The Global Nutrition Report 2016 has highlighted India’s overall tardy progress in addressing chronic undernutrition, manifest in stunting (low weight for age), wasting (low weight for height) and micronutrient deficiency or “hidden hunger”.
Agriculture has to be one of the drivers of India’s growth, and even though we are the world’s third largest producer of food, our agriculture growth has fallen well below the targeted 4% over the last 15 years. According to the International Food Policy Research Institute, India needs to at least double its investment in agricultural research to double farmers’ incomes by 2022. This will not happen only with a focus on rice and wheat — more diversity is needed, with the addition of vegetables, fruits and dairy farming.
Harnessing technology to increase agricultural productivity, where we lag both our potential and competitive benchmarks will be critical to our overall well-being. As an example, since the 1960s India’s groundwater irrigation has increased dramatically, and since the 1980s groundwater levels have been dropping, thus stressing the system. Groundwater recharge therefore becomes a critical variable to augment agricultural productivity. Further, imports of agricultural commodities have increased from 4% of GDP in 2008-09 to 5.5% of GDP in 2013-14, according to the Economic Survey. Edible oil imports alone in the last year cost us ₹65,000 crore ($10 billion). This need not be the case in future.
Dignified quality of life
To provide even a baseline and dignified quality of life to its people, India has to address enhancing agricultural productivity, crop diversification and eliminating food loss and waste with a firm resolve, backed with the right and timely action. The last must be done on priority as it deals with food already available. So the key question is, how do we minimise food loss given that the government wants this, businesses want this, and people want this?

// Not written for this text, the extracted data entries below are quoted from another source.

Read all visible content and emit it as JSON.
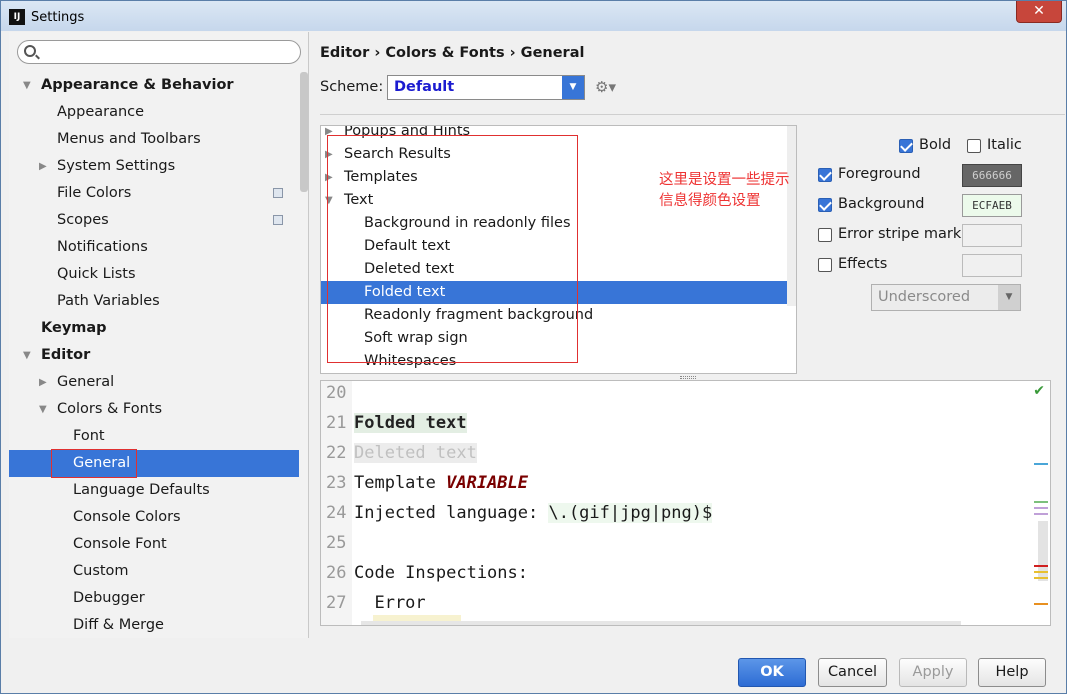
{
  "window": {
    "title": "Settings",
    "close_glyph": "✕",
    "app_icon_text": "IJ"
  },
  "search": {
    "placeholder": ""
  },
  "sidebar": {
    "items": [
      {
        "label": "Appearance & Behavior",
        "level": 0,
        "bold": true,
        "expanded": true
      },
      {
        "label": "Appearance",
        "level": 1
      },
      {
        "label": "Menus and Toolbars",
        "level": 1
      },
      {
        "label": "System Settings",
        "level": 1,
        "collapsed": true
      },
      {
        "label": "File Colors",
        "level": 1,
        "project_icon": true
      },
      {
        "label": "Scopes",
        "level": 1,
        "project_icon": true
      },
      {
        "label": "Notifications",
        "level": 1
      },
      {
        "label": "Quick Lists",
        "level": 1
      },
      {
        "label": "Path Variables",
        "level": 1
      },
      {
        "label": "Keymap",
        "level": 0,
        "bold": true
      },
      {
        "label": "Editor",
        "level": 0,
        "bold": true,
        "expanded": true
      },
      {
        "label": "General",
        "level": 1,
        "collapsed": true
      },
      {
        "label": "Colors & Fonts",
        "level": 1,
        "expanded": true
      },
      {
        "label": "Font",
        "level": 2
      },
      {
        "label": "General",
        "level": 2,
        "selected": true
      },
      {
        "label": "Language Defaults",
        "level": 2
      },
      {
        "label": "Console Colors",
        "level": 2
      },
      {
        "label": "Console Font",
        "level": 2
      },
      {
        "label": "Custom",
        "level": 2
      },
      {
        "label": "Debugger",
        "level": 2
      },
      {
        "label": "Diff & Merge",
        "level": 2
      }
    ]
  },
  "main": {
    "breadcrumb": "Editor › Colors & Fonts › General",
    "scheme_label": "Scheme:",
    "scheme_value": "Default",
    "tree": [
      {
        "label": "Popups and Hints",
        "level": 0,
        "collapsed": true
      },
      {
        "label": "Search Results",
        "level": 0,
        "collapsed": true
      },
      {
        "label": "Templates",
        "level": 0,
        "collapsed": true
      },
      {
        "label": "Text",
        "level": 0,
        "expanded": true
      },
      {
        "label": "Background in readonly files",
        "level": 1
      },
      {
        "label": "Default text",
        "level": 1
      },
      {
        "label": "Deleted text",
        "level": 1
      },
      {
        "label": "Folded text",
        "level": 1,
        "selected": true
      },
      {
        "label": "Readonly fragment background",
        "level": 1
      },
      {
        "label": "Soft wrap sign",
        "level": 1
      },
      {
        "label": "Whitespaces",
        "level": 1
      }
    ],
    "annotation": "这里是设置一些提示\n信息得颜色设置",
    "attributes": {
      "bold": {
        "label": "Bold",
        "checked": true
      },
      "italic": {
        "label": "Italic",
        "checked": false
      },
      "foreground": {
        "label": "Foreground",
        "checked": true,
        "value": "666666",
        "color": "#666666"
      },
      "background": {
        "label": "Background",
        "checked": true,
        "value": "ECFAEB",
        "color": "#ECFAEB"
      },
      "error_stripe": {
        "label": "Error stripe mark",
        "checked": false
      },
      "effects": {
        "label": "Effects",
        "checked": false
      },
      "effect_type": "Underscored"
    },
    "preview": {
      "lines": [
        {
          "num": "20",
          "text": ""
        },
        {
          "num": "21",
          "text": "Folded text"
        },
        {
          "num": "22",
          "text": "Deleted text"
        },
        {
          "num": "23",
          "prefix": "Template ",
          "highlight": "VARIABLE"
        },
        {
          "num": "24",
          "prefix": "Injected language: ",
          "highlight": "\\.(gif|jpg|png)$"
        },
        {
          "num": "25",
          "text": ""
        },
        {
          "num": "26",
          "text": "Code Inspections:"
        },
        {
          "num": "27",
          "text": "  Error"
        }
      ]
    }
  },
  "buttons": {
    "ok": "OK",
    "cancel": "Cancel",
    "apply": "Apply",
    "help": "Help"
  }
}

There is clearly a structural and behavioural component to this, and the door is open for investment in food system infrastructure: storage, transportation, processing, etc; investment in information systems that help identify loss by crop and region so solutions can be specifically tailored to the problem; use of technology to better connect supply and demand; public-private partnerships with companies to reduce spoilage and loss; creation of food banking networks that work with civil society and development agencies on getting food already available to those that need it. Among the several priorities we have, minimising food loss has the potential to be transformative in multiple ways.
Vinita Bali is Chair of the Board of the Global Alliance for Improved Nutrition. Views expressed are personal.